O mais recente filme de super-herói, Hancock, tem tudo pra agradar... a direita cristã. Só não sei se eles verão a aventura, já que não são muito chegados a negros, ou a Hollywood. Mas tô falando sério: Hancock segue à risca o manual do que as pessoas mais retrógradas dos EUA gostam. Senão, vejamos:
- os primeiros vilões que nosso super-herói desleixado (feito pelo Will Smith) tem que combater não são americanos. Não sei a que nacionalidade pertencem - provavelmente são imigrantes ilegais que vieram trazer o crime organizado à América (porque este seria um país sem marginalidade, se não fossem os imigrantes). Enquanto ameaçam Hancock com armas, falam numa língua estrangeira, mas quando o herói vira a mesa, eles imploram em inglês. Hancock desdenha de um marginal: “Ah, agora você fala inglês?!” Essa é uma queixa frequente da direita cristã contra os imigrantes, que eles nem aprendem inglês.
- o bully que atormenta o menininho americano tão querido é francês. E fala inglês com sotaque risível. Ou seja, é um outro imigrante nojento. Americano odeia francês com todas as forças desde que a França foi contra a invasão do Iraque. Naquela época, muitos ianques decidiram trocar o nome das batatas-fritas, French fries, para freedom fries (batatas da liberdade). Eu não tô inventando.
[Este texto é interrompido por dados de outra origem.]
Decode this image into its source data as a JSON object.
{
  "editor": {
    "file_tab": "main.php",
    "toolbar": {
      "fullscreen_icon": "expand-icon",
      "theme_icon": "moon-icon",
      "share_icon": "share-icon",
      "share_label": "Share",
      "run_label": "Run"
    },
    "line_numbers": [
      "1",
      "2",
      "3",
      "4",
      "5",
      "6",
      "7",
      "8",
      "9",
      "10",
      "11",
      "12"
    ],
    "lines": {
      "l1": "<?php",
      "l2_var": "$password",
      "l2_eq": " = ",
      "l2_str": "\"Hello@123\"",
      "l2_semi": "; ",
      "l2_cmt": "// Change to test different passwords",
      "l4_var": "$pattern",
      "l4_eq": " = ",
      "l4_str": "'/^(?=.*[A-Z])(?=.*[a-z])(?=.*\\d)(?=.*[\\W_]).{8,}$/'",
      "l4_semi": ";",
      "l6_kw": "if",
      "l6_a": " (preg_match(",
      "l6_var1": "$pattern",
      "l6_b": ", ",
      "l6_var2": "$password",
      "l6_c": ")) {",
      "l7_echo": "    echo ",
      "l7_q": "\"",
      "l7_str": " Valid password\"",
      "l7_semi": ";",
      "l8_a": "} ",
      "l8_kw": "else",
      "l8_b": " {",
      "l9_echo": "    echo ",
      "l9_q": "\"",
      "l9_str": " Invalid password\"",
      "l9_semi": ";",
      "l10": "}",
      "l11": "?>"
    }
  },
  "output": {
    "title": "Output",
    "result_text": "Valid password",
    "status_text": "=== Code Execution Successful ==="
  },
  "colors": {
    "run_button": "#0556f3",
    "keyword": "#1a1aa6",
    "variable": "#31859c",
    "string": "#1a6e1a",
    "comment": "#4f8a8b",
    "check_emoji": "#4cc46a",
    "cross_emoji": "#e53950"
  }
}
- a direita cristã tem certeza absoluta que os gays arderão no fogo do inferno, e Hancock, pra não decepcioná-la, tá cheio de homofobia. Não vou nem mencionar a gag asquerosa do herói enfiando a cabeça de um detento no bumbum de outro, que tá no trailer. Quando o Jason Bateman, relações públicas do herói, mostra pra ele capas de revistas de super-heróis, Hancock chama todos de “homos”. Jason concorda.
- Jason tá preso num engarrafamento, e vem vindo um trem em sua direção. Tá, é chato, o carro será destruído, mas é só um bem material. Não é tão importante quanto a própria vida. Jason deixa pra abandonar sua propriedade no último segundo. Quando finalmente tenta sair, fica preso no cinto de seguraça. Por que isso é de direita? Porque os conservadores odeiam que o governo meta o bedelho em suas vidas, e continuam reclamando da lei que obriga o cinto e prevê multas pra quem não usa. Eles dizem: “a vida é minha, se alguém bater em mim e eu morrer, o problema é meu” (sendo que acidentes de trânsito custam caro pra saúde pública, que mal existe nos EUA). Logo, pra justificar essa ojeriza ao cinto, que representa a falta de liberdade e a intromissão do Estado, inventam que cinto causa a morte. Hancock bate palmas pra essa concepção.
- frente ao estrago causado pelo herói, uma mulher diz que deveria processá-lo. O super responde: “Processe o McDonald's. Ele estragou você”. A direita detesta essas ações judiciais contra grandes corporações. Se você fuma e isso causa câncer de pulmão, problema seu. Se você come junk food e isso aumenta seu colesterol, idem. Não culpe as empresas, tadinhas, que só querem o seu bem (e uns trocadinhos).
- esse pessoal que ajuda baleia encalhada não tá com nada. Ecologistas, Greenpeace e afins só atrapalham os negócios e a humanidade, e a direita os chama de econazis. Hancock vê um bando de desocupados tentando salvar uma baleia e não hesita: joga a pobre lá longe no mar. Na vida real, a direita tem camisetas com trocadilhos do tipo “Pave the whales” (“Pavimente as baleias”, ao invés do conhecido “save”, “salve as baleias”). Nosso herói mostra que, entre salvar e pavimentar uma baleia, ele fica com a segunda alternativa.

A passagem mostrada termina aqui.